A common case of homotopy is the Gaussian homotopy, where the smoothing function is a Gaussian function. The Gaussian function is a widely used in signal processing and image processing due to its properties as a low-pass filter. For example, a Gaussian blur is applied to images to aid in downsampling since it preserves the lower resolution details while removing high-frequency noise that may cause aliasing.

To illustrate the low-pass filtering property, consider a Gaussian function \(g(x)\) and its Fourier transform \(\hat{g}(k)\):

\[g(x) = \frac{1}{\sqrt{2\pi \sigma^2}} e^{-\frac{x^2}{2\sigma^2}}, \quad \hat{g}(k) = e^{-\frac{k^2 \sigma^2}{2}}.\]

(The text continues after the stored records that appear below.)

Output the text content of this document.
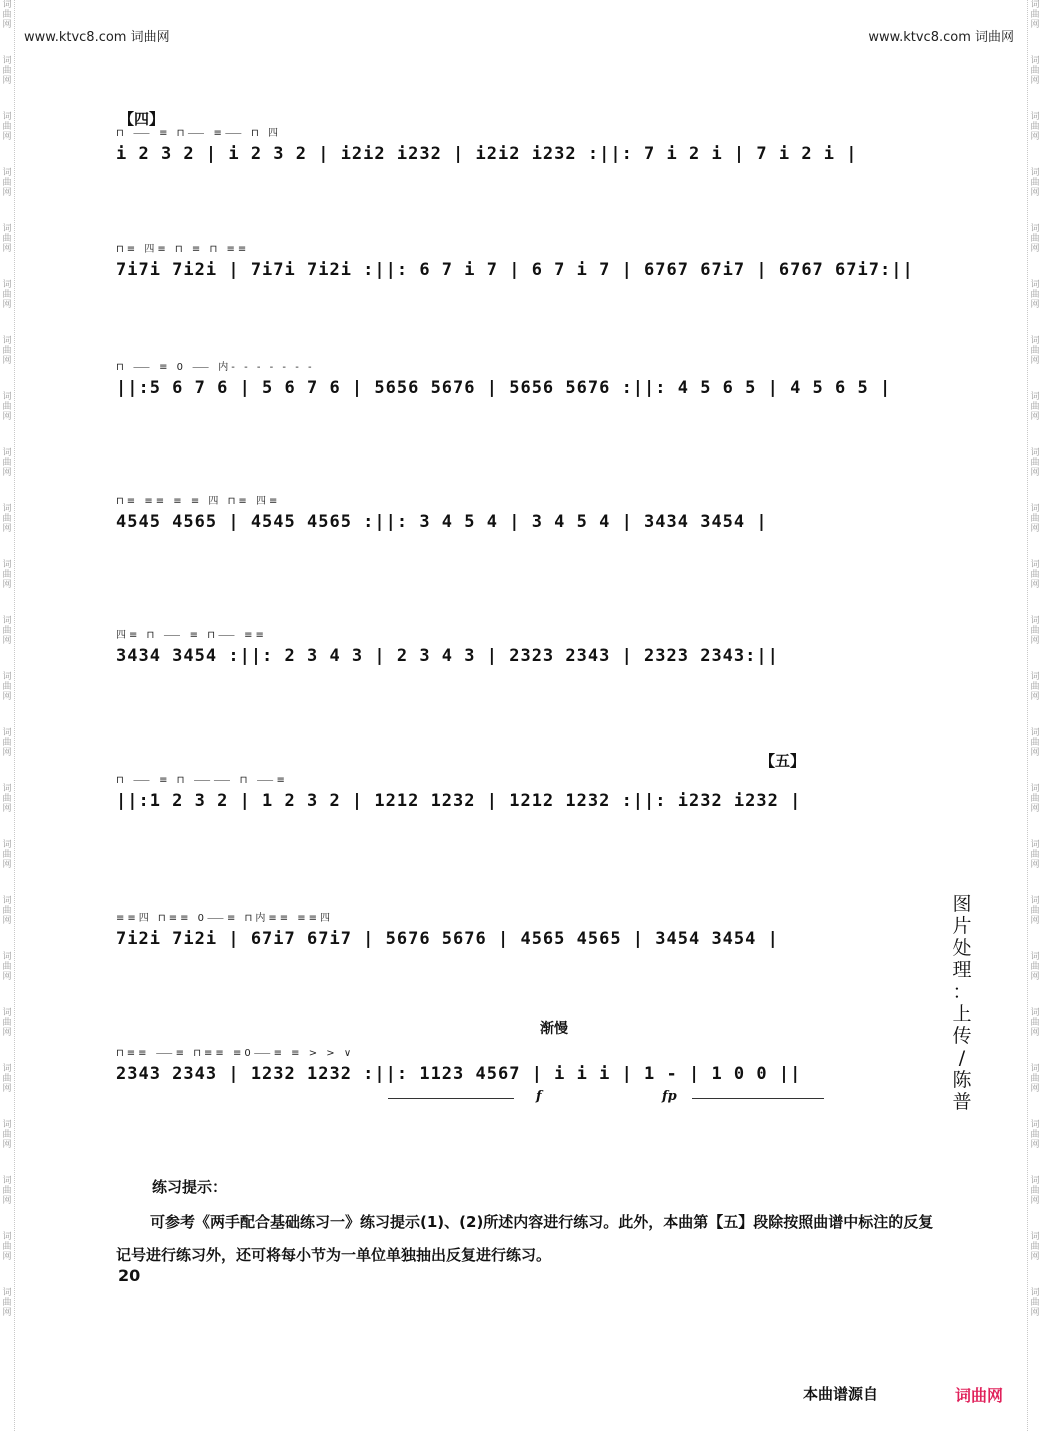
词
曲
网
词
曲
网
词
曲
网
词
曲
网
词
曲
网
词
曲
网
词
曲
网
词
曲
网
词
曲
网
词
曲
网
词
曲
网
词
曲
网
词
曲
网
词
曲
网
词
曲
网
词
曲
网
词
曲
网
词
曲
网
词
曲
网
词
曲
网
词
曲
网
词
曲
网
词
曲
网
词
曲
网
词
曲
网
词
曲
网
词
曲
网
词
曲
网
词
曲
网
词
曲
网
词
曲
网
词
曲
网
词
曲
网
词
曲
网
词
曲
网
词
曲
网
词
曲
网
词
曲
网
词
曲
网
词
曲
网
词
曲
网
词
曲
网
词
曲
网
词
曲
网
词
曲
网
词
曲
网
词
曲
网
词
曲
网
www.ktvc8.com 词曲网	www.ktvc8.com 词曲网
【四】
⊓ ⸺ ≡ ⊓⸺ ≡⸺ ⊓ 四
i 2 3 2 | i 2 3 2 | i2i2 i232 | i2i2 i232 :||: 7 i 2 i | 7 i 2 i |
⊓≡ 四≡ ⊓ ≡ ⊓ ≡≡
7i7i 7i2i | 7i7i 7i2i :||: 6 7 i 7 | 6 7 i 7 | 6767 67i7 | 6767 67i7:||
⊓ ⸺ ≡ 0 ⸺ 内- - - - - - -
||:5 6 7 6 | 5 6 7 6 | 5656 5676 | 5656 5676 :||: 4 5 6 5 | 4 5 6 5 |
⊓≡ ≡≡ ≡ ≡ 四 ⊓≡ 四≡
4545 4565 | 4545 4565 :||: 3 4 5 4 | 3 4 5 4 | 3434 3454 |
四≡ ⊓ ⸺ ≡ ⊓⸺ ≡≡
3434 3454 :||: 2 3 4 3 | 2 3 4 3 | 2323 2343 | 2323 2343:||
【五】
⊓ ⸺ ≡ ⊓ ⸺⸺ ⊓ ⸺≡
||:1 2 3 2 | 1 2 3 2 | 1212 1232 | 1212 1232 :||: i232 i232 |
≡≡四 ⊓≡≡ 0⸺≡ ⊓内≡≡ ≡≡四
7i2i 7i2i | 67i7 67i7 | 5676 5676 | 4565 4565 | 3454 3454 |
渐慢
⊓≡≡ ⸺≡ ⊓≡≡ ≡0⸺≡ ≡ > > ∨
2343 2343 | 1232 1232 :||: 1123 4567 | i i i | 1 - | 1 0 0 ||
f	fp
图
片
处
理
：
上
传
/
陈
普
练习提示：
可参考《两手配合基础练习一》练习提示(1)、(2)所述内容进行练习。此外，本曲第【五】段除按照曲谱中标注的反复记号进行练习外，还可将每小节为一单位单独抽出反复进行练习。
20
本曲谱源自	词曲网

The Fourier transform of the Gaussian is another Gaussian, it is an eigenfunction of the Fourier transform operator. The convolution theorem states that the convolution of two functions in the spatial domain is equivalent to the multiplication of their Fourier transforms in the frequency domain:

\[f(x) \ast g(x) = \mathcal{F}^{-1} \left[ \hat{f}(k) \hat{g}(k) \right].\]

The convolution of a function \(f(x)\) with a Gaussian \(g(x)\) can be used to remove the high-frequency components of the function while allowing the low-frequency, widely spread components to remain.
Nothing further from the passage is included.